As organizational units like hospitals or clinics become more autonomous, the service
delivery system is at risk of becoming fragmented. Fragmentation may occur among similar
provider configurations (hospitals, ambulatory clinics, or public health programmes) or
between different levels of care. Such fragmentation has negative consequences for both
the efficiency and the equity of the referral system unless explicit policies are introduced to
ensure some sort of integration among the resulting semi-autonomous service delivery
units.
When health services become fragmented, allocative efficiency suffers. For example,
nonclinical health facilities designed to provide public health services in Poland and Hungary
often engage in secondary prevention and a wide range of basic care because they are
not adequately linked to ambulatory care networks. The university hospitals that have recently
been made autonomous in Malaysia provide a wide range of inpatient and outpatient
care for conditions that could have been treated effectively at lower levels in a
community setting. The newly autonomous general practitioners in the Czech Republic
have been quick to buy a large quantity of expensive equipment that is rarely used (59).
When organizational changes among providers cause fragmentation, disillusionment
with a market-oriented system can lead to some vertical and horizontal reintegration, with
more hierarchical control. Armenia, Hungary, New Zealand and the United Kingdom have
recently experimented with such steps.
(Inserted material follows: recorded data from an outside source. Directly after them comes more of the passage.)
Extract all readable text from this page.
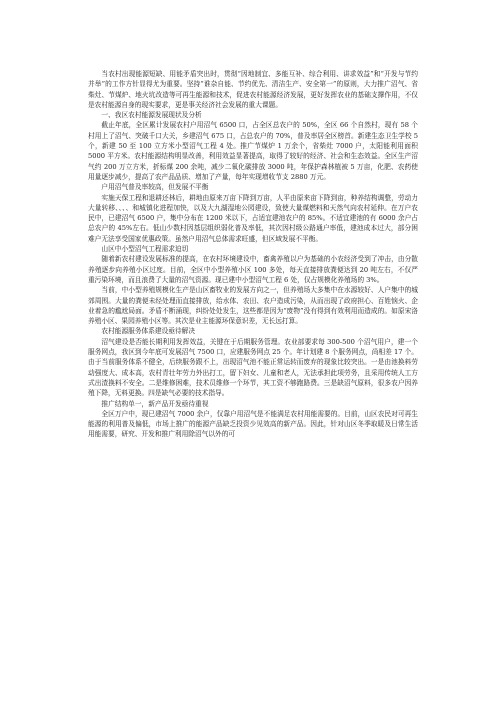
当农村出现能源短缺、用能矛盾突出时，贯彻“因地制宜、多能互补、综合利用、讲求效益”和“开发与节约并举”的工作方针显得尤为重要。坚持“谁杂自能、节约优先、清洁生产、安全第一”的原则，大力推广沼气、省柴灶、节煤炉、地火坑改造等可再生能源和技术，促进农村能源经济发展，更好发挥农业的基础支撑作用，不仅是农村能源自身的现实要求，更是事关经济社会发展的重大课题。

一、我区农村能源发展现状及分析

截止年底，全区累计发展农村户用沼气 6500 口，占全区总农户的 50%，全区 66 个自然村，现有 58 个村用上了沼气、突破千口大关，乡建沼气 675 口，占总农户的 70%，普及率居全区榜首。新建生态卫生学校 5 个，新建 50 至 100 立方米小型沼气工程 4 处。推广节煤炉 1 万余个，省柴灶 7000 户，太阳能利用面积 5000 平方米。农村能源结构明显改善，利用效益显著提高，取得了较好的经济、社会和生态效益。全区生产沼气约 200 万立方米，折标煤 200 余吨，减少二氧化碳排放 3000 吨，年保护森林植被 5 万亩，化肥、农药使用量逐步减少，提高了农产品品质、增加了产量，每年实现增收节支 2880 万元。

户用沼气普及率较高，但发展不平衡

实施天保工程和退耕还林后，耕地由原来万亩下降到万亩，人平由原来亩下降到亩，种养结构调整，劳动力大量转移、、、、和城镇化进程加快，以及大九湖湿地公园建设，致使大量煤燃料和天然气向农村延伸。在万户农民中，已建沼气 6500 户，集中分布在 1200 米以下，占适宜建池农户的 85%。不适宜建池的有 6000 余户占总农户的 45%左右。低山少数村因基层组织弱化普及率低，其次因村级公路通户率低，建池成本过大，部分困难户无法享受国家优惠政策。虽然户用沼气总体需求旺盛，但区域发展不平衡。

山区中小型沼气工程需求迫切

随着新农村建设发展标准的提高，在农村环境建设中，畜禽养殖以户为基础的小农经济受到了冲击，由分散养殖逐步向养殖小区过度。目前，全区中小型养殖小区 100 多处，每天直接排放粪便达到 20 吨左右，不仅严重污染环境，而且浪费了大量的沼气资源。现已建中小型沼气工程 6 处，仅占规模化养殖场的 3%。

当前，中小型养殖规模化生产是山区畜牧业的发展方向之一，但养殖场大多集中在水源较好、人户集中的城郊周围。大量的粪便未经处理而直接排放，给水体、农田、农户造成污染，从而出现了政府担心、百姓恼火、企业着急的尴尬局面。矛盾不断涌现，纠纷处处发生，这些都是因为“废物”没有得到有效利用而造成的。如原宋洛养殖小区、果园养殖小区等。其次是业主能源环保意识差，无长远打算。

农村能源服务体系建设亟待解决

沼气建设是否能长期利用发挥效益，关键在于后期服务管理。农业部要求每 300-500 个沼气用户，建一个服务网点，我区到今年底可发展沼气 7500 口，应建服务网点 25 个。年计划建 8 个服务网点，尚相差 17 个。由于当前服务体系不健全，后续服务跟不上，出现沼气池不能正常运转而废弃的现象比较突出。一是由池换料劳动强度大、成本高，农村青壮年劳力外出打工，留下妇女、儿童和老人，无法承担此项劳务，且采用传统人工方式出渣换料不安全。二是维修困难，技术员维修一个环节，其工资不够跑路费。三是缺沼气原料，很多农户因养殖下降，无料更换。四是缺气必要的技术指导。

推广结构单一，新产品开发亟待重视

全区万户中，现已建沼气 7000 余户，仅靠户用沼气是不能满足农村用能需要的。目前，山区农民对可再生能源的利用普及偏低，市场上推广的能源产品缺乏投资少见效高的新产品。因此，针对山区冬季取暖及日常生活用能需要，研究、开发和推广利用除沼气以外的可
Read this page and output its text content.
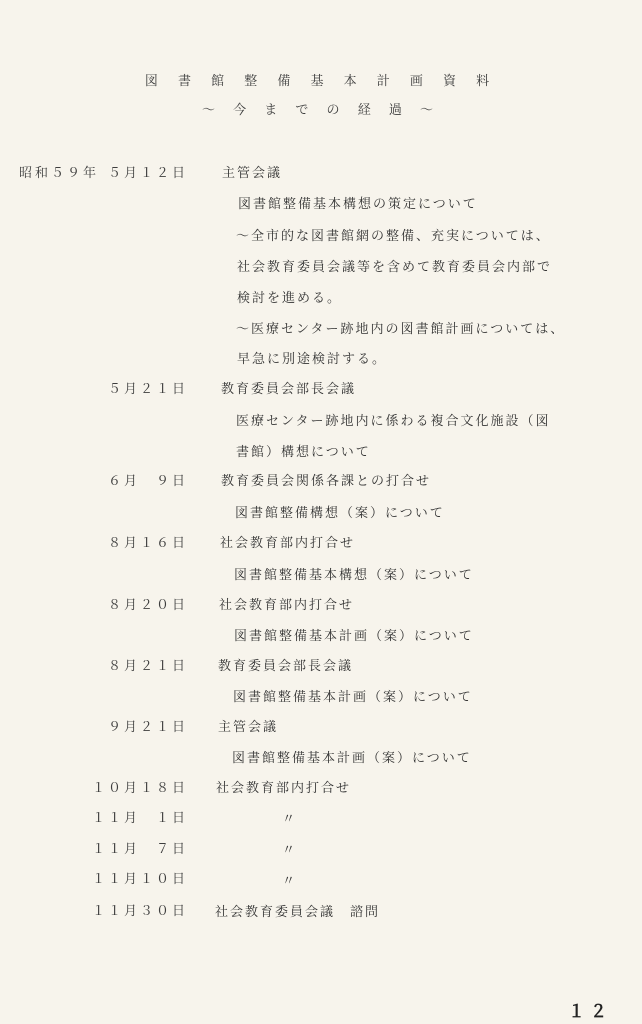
図 書 館 整 備 基 本 計 画 資 料
〜 今 ま で の 経 過 〜
昭和５９年 ５月１２日	主管会議
図書館整備基本構想の策定について
〜全市的な図書館網の整備、充実については、
社会教育委員会議等を含めて教育委員会内部で
検討を進める。
〜医療センター跡地内の図書館計画については、
早急に別途検討する。
５月２１日	教育委員会部長会議
医療センター跡地内に係わる複合文化施設（図
書館）構想について
６月　９日	教育委員会関係各課との打合せ
図書館整備構想（案）について
８月１６日 社会教育部内打合せ
図書館整備基本構想（案）について
８月２０日 社会教育部内打合せ
図書館整備基本計画（案）について
８月２１日 教育委員会部長会議
図書館整備基本計画（案）について
９月２１日 主管会議
図書館整備基本計画（案）について
１０月１８日 社会教育部内打合せ
１１月　１日	〃
１１月　７日	〃
１１月１０日	〃
１１月３０日 社会教育委員会議　諮問
１２
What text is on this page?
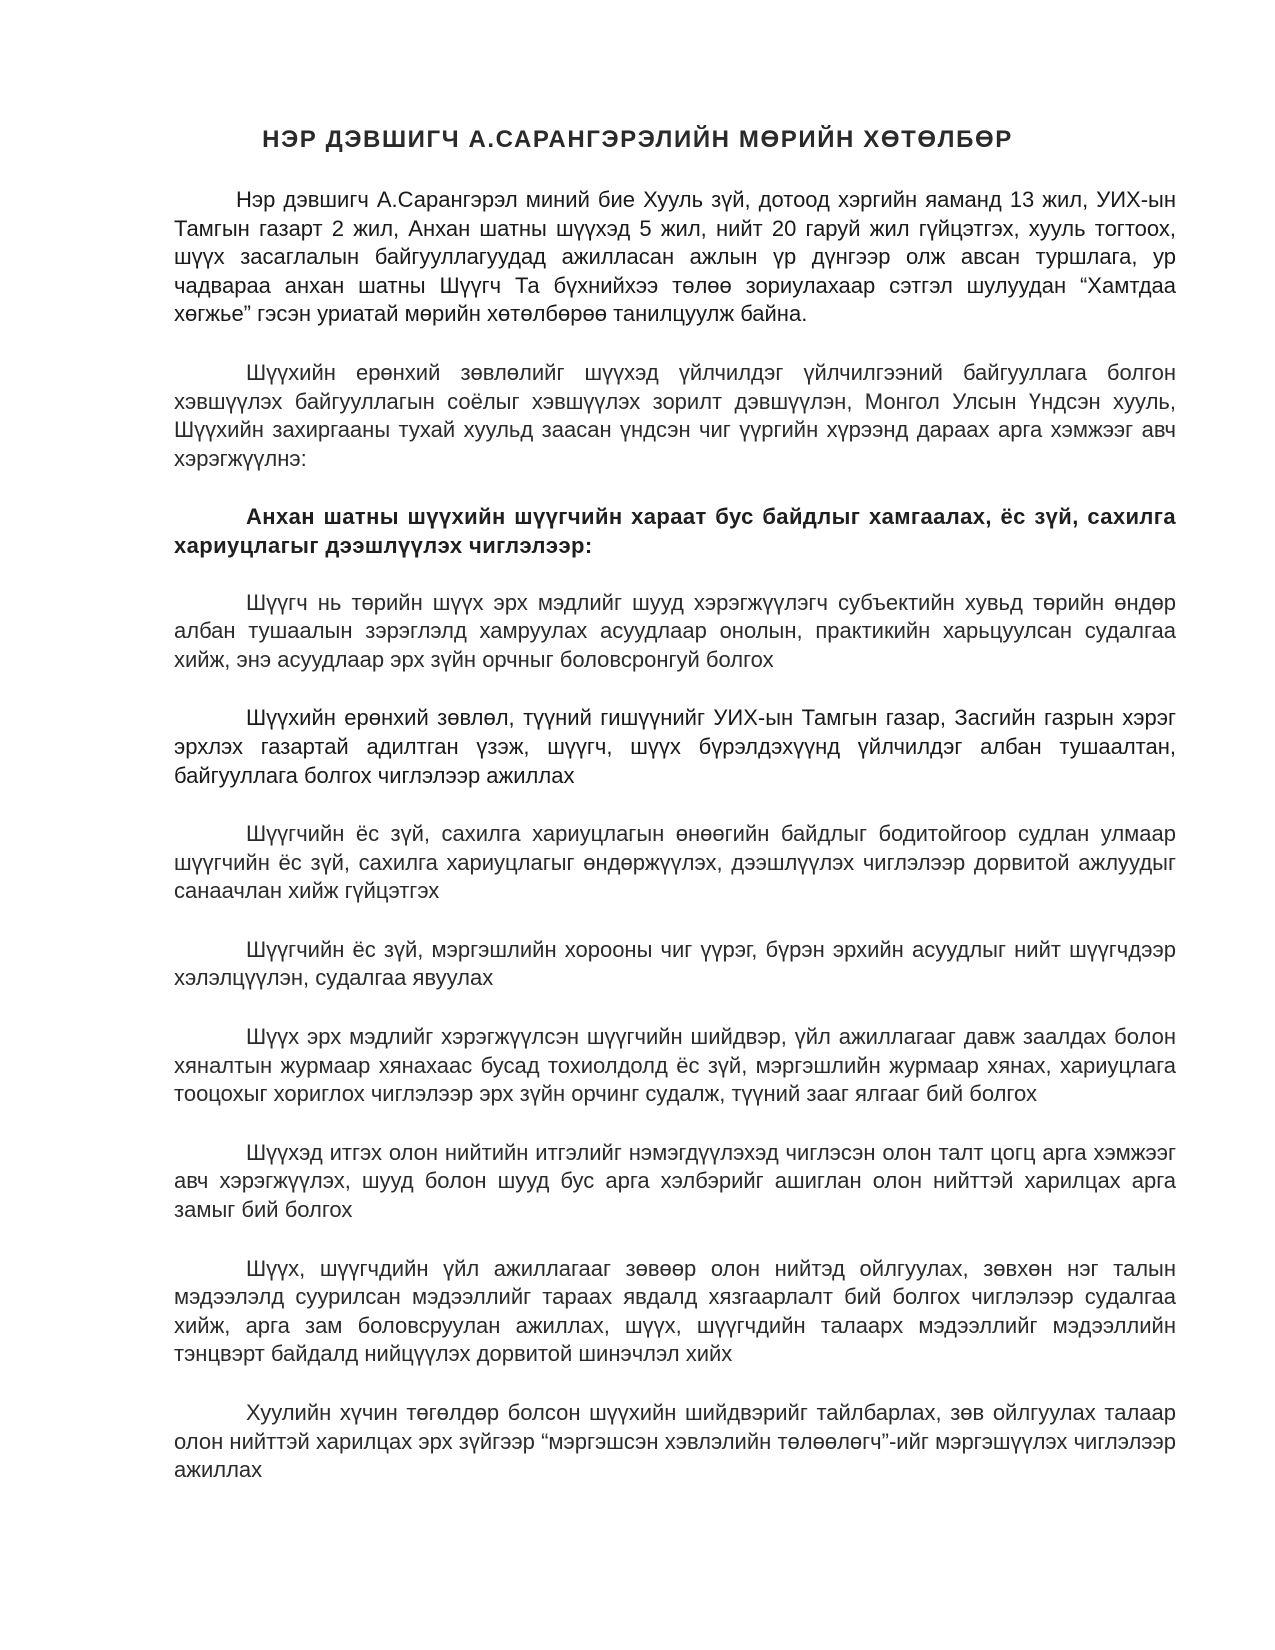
НЭР ДЭВШИГЧ А.САРАНГЭРЭЛИЙН МӨРИЙН ХӨТӨЛБӨР

Нэр дэвшигч А.Сарангэрэл миний бие Хууль зүй, дотоод хэргийн яаманд 13 жил, УИХ-ын Тамгын газарт 2 жил, Анхан шатны шүүхэд 5 жил, нийт 20 гаруй жил гүйцэтгэх, хууль тогтоох, шүүх засаглалын байгууллагуудад ажилласан ажлын үр дүнгээр олж авсан туршлага, ур чадвараа анхан шатны Шүүгч Та бүхнийхээ төлөө зориулахаар сэтгэл шулуудан “Хамтдаа хөгжье” гэсэн уриатай мөрийн хөтөлбөрөө танилцуулж байна.

Шүүхийн ерөнхий зөвлөлийг шүүхэд үйлчилдэг үйлчилгээний байгууллага болгон хэвшүүлэх байгууллагын соёлыг хэвшүүлэх зорилт дэвшүүлэн, Монгол Улсын Үндсэн хууль, Шүүхийн захиргааны тухай хуульд заасан үндсэн чиг үүргийн хүрээнд дараах арга хэмжээг авч хэрэгжүүлнэ:

Анхан шатны шүүхийн шүүгчийн хараат бус байдлыг хамгаалах, ёс зүй, сахилга хариуцлагыг дээшлүүлэх чиглэлээр:

Шүүгч нь төрийн шүүх эрх мэдлийг шууд хэрэгжүүлэгч субъектийн хувьд төрийн өндөр албан тушаалын зэрэглэлд хамруулах асуудлаар онолын, практикийн харьцуулсан судалгаа хийж, энэ асуудлаар эрх зүйн орчныг боловсронгуй болгох

Шүүхийн ерөнхий зөвлөл, түүний гишүүнийг УИХ-ын Тамгын газар, Засгийн газрын хэрэг эрхлэх газартай адилтган үзэж, шүүгч, шүүх бүрэлдэхүүнд үйлчилдэг албан тушаалтан, байгууллага болгох чиглэлээр ажиллах

Шүүгчийн ёс зүй, сахилга хариуцлагын өнөөгийн байдлыг бодитойгоор судлан улмаар шүүгчийн ёс зүй, сахилга хариуцлагыг өндөржүүлэх, дээшлүүлэх чиглэлээр дорвитой ажлуудыг санаачлан хийж гүйцэтгэх

Шүүгчийн ёс зүй, мэргэшлийн хорооны чиг үүрэг, бүрэн эрхийн асуудлыг нийт шүүгчдээр хэлэлцүүлэн, судалгаа явуулах

Шүүх эрх мэдлийг хэрэгжүүлсэн шүүгчийн шийдвэр, үйл ажиллагааг давж заалдах болон хяналтын журмаар хянахаас бусад тохиолдолд ёс зүй, мэргэшлийн журмаар хянах, хариуцлага тооцохыг хориглох чиглэлээр эрх зүйн орчинг судалж, түүний зааг ялгааг бий болгох

Шүүхэд итгэх олон нийтийн итгэлийг нэмэгдүүлэхэд чиглэсэн олон талт цогц арга хэмжээг авч хэрэгжүүлэх, шууд болон шууд бус арга хэлбэрийг ашиглан олон нийттэй харилцах арга замыг бий болгох

Шүүх, шүүгчдийн үйл ажиллагааг зөвөөр олон нийтэд ойлгуулах, зөвхөн нэг талын мэдээлэлд суурилсан мэдээллийг тараах явдалд хязгаарлалт бий болгох чиглэлээр судалгаа хийж, арга зам боловсруулан ажиллах, шүүх, шүүгчдийн талаарх мэдээллийг мэдээллийн тэнцвэрт байдалд нийцүүлэх дорвитой шинэчлэл хийх

Хуулийн хүчин төгөлдөр болсон шүүхийн шийдвэрийг тайлбарлах, зөв ойлгуулах талаар олон нийттэй харилцах эрх зүйгээр “мэргэшсэн хэвлэлийн төлөөлөгч”-ийг мэргэшүүлэх чиглэлээр ажиллах
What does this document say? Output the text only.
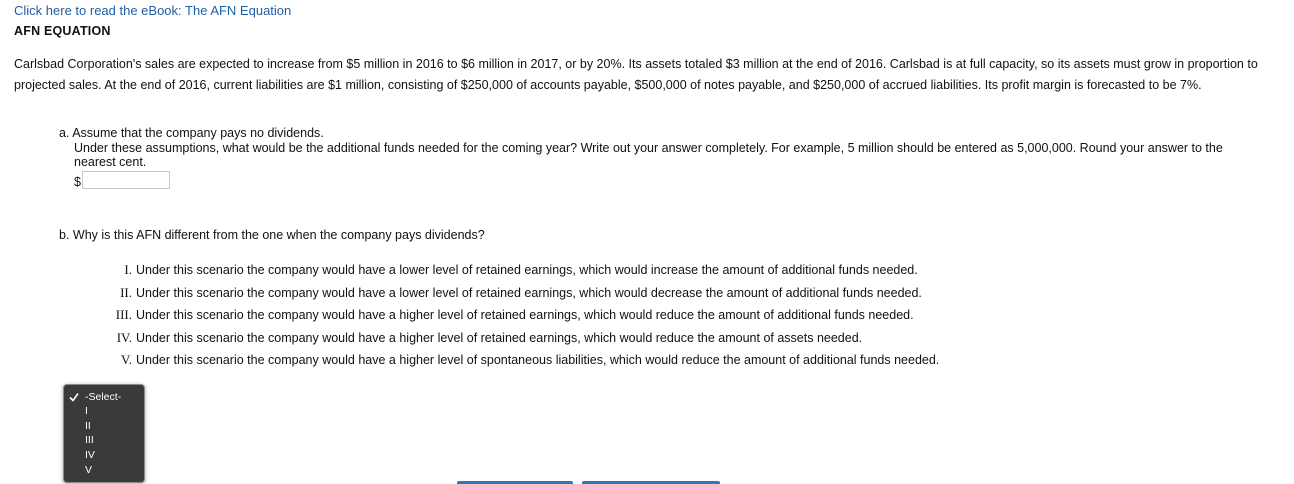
Click here to read the eBook: The AFN Equation
AFN EQUATION
Carlsbad Corporation's sales are expected to increase from $5 million in 2016 to $6 million in 2017, or by 20%. Its assets totaled $3 million at the end of 2016. Carlsbad is at full capacity, so its assets must grow in proportion to projected sales. At the end of 2016, current liabilities are $1 million, consisting of $250,000 of accounts payable, $500,000 of notes payable, and $250,000 of accrued liabilities. Its profit margin is forecasted to be 7%.
a. Assume that the company pays no dividends.
Under these assumptions, what would be the additional funds needed for the coming year? Write out your answer completely. For example, 5 million should be entered as 5,000,000. Round your answer to the nearest cent.
$
b. Why is this AFN different from the one when the company pays dividends?
I. Under this scenario the company would have a lower level of retained earnings, which would increase the amount of additional funds needed.
II. Under this scenario the company would have a lower level of retained earnings, which would decrease the amount of additional funds needed.
III. Under this scenario the company would have a higher level of retained earnings, which would reduce the amount of additional funds needed.
IV. Under this scenario the company would have a higher level of retained earnings, which would reduce the amount of assets needed.
V. Under this scenario the company would have a higher level of spontaneous liabilities, which would reduce the amount of additional funds needed.
-Select-
I
II
III
IV
V
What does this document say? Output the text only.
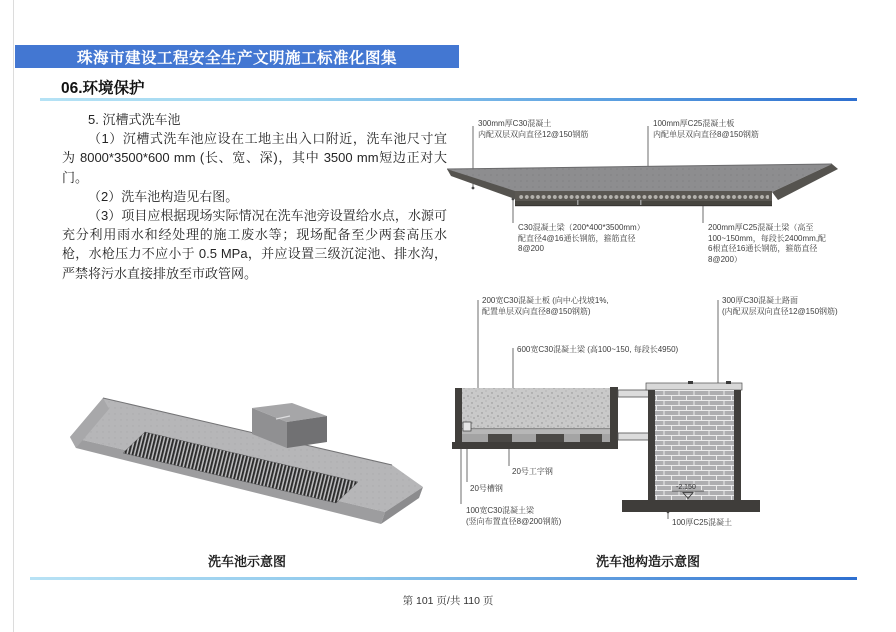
珠海市建设工程安全生产文明施工标准化图集
06.环境保护

5. 沉槽式洗车池

（1）沉槽式洗车池应设在工地主出入口附近，洗车池尺寸宜 为 8000*3500*600 mm (长、宽、深)，其中 3500 mm短边正对大门。

（2）洗车池构造见右图。

（3）项目应根据现场实际情况在洗车池旁设置给水点，水源可充分利用雨水和经处理的施工废水等；现场配备至少两套高压水枪，水枪压力不应小于 0.5 MPa，并应设置三级沉淀池、排水沟，严禁将污水直接排放至市政管网。

300mm厚C30混凝土
内配双层双向直径12@150钢筋
100mm厚C25混凝土板
内配单层双向直径8@150钢筋
C30混凝土梁（200*400*3500mm）
配直径4@16通长钢筋，箍筋直径
8@200
200mm厚C25混凝土梁（高至
100~150mm，每段长2400mm,配
6根直径16通长钢筋，箍筋直径
8@200）
-2.150
200宽C30混凝土板 (向中心找坡1%,
配置单层双向直径8@150钢筋)
600宽C30混凝土梁 (高100~150, 每段长4950)
300厚C30混凝土路面
(内配双层双向直径12@150钢筋)
20号工字钢
20号槽钢
100宽C30混凝土梁
(竖向布置直径8@200钢筋)	100厚C25混凝土
洗车池示意图	洗车池构造示意图
第 101 页/共 110 页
Both the market model and the hierarchical model
present problems; it is important not to forget the shortcomings of the centrally planned
models that were apparent in countries as diverse as Costa Rica, Sri Lanka, Sweden, the
United Kingdom and the former Soviet Union (59).
One way to preserve the virtues of autonomy for providers without fragmentation is via
“virtual integration” instead of traditional vertical integration. Under vertical integration, a
clinic takes orders from a hospital or a government department, limiting its responses to
local needs. Virtual integration means using modern communication systems to share information
quickly and without cumbersome controls. This is particularly valuable for referrals,
and can include nongovernmental providers hard to incorporate under hierarchical
schemes. Bangladesh and Ghana are experimenting with this innovation.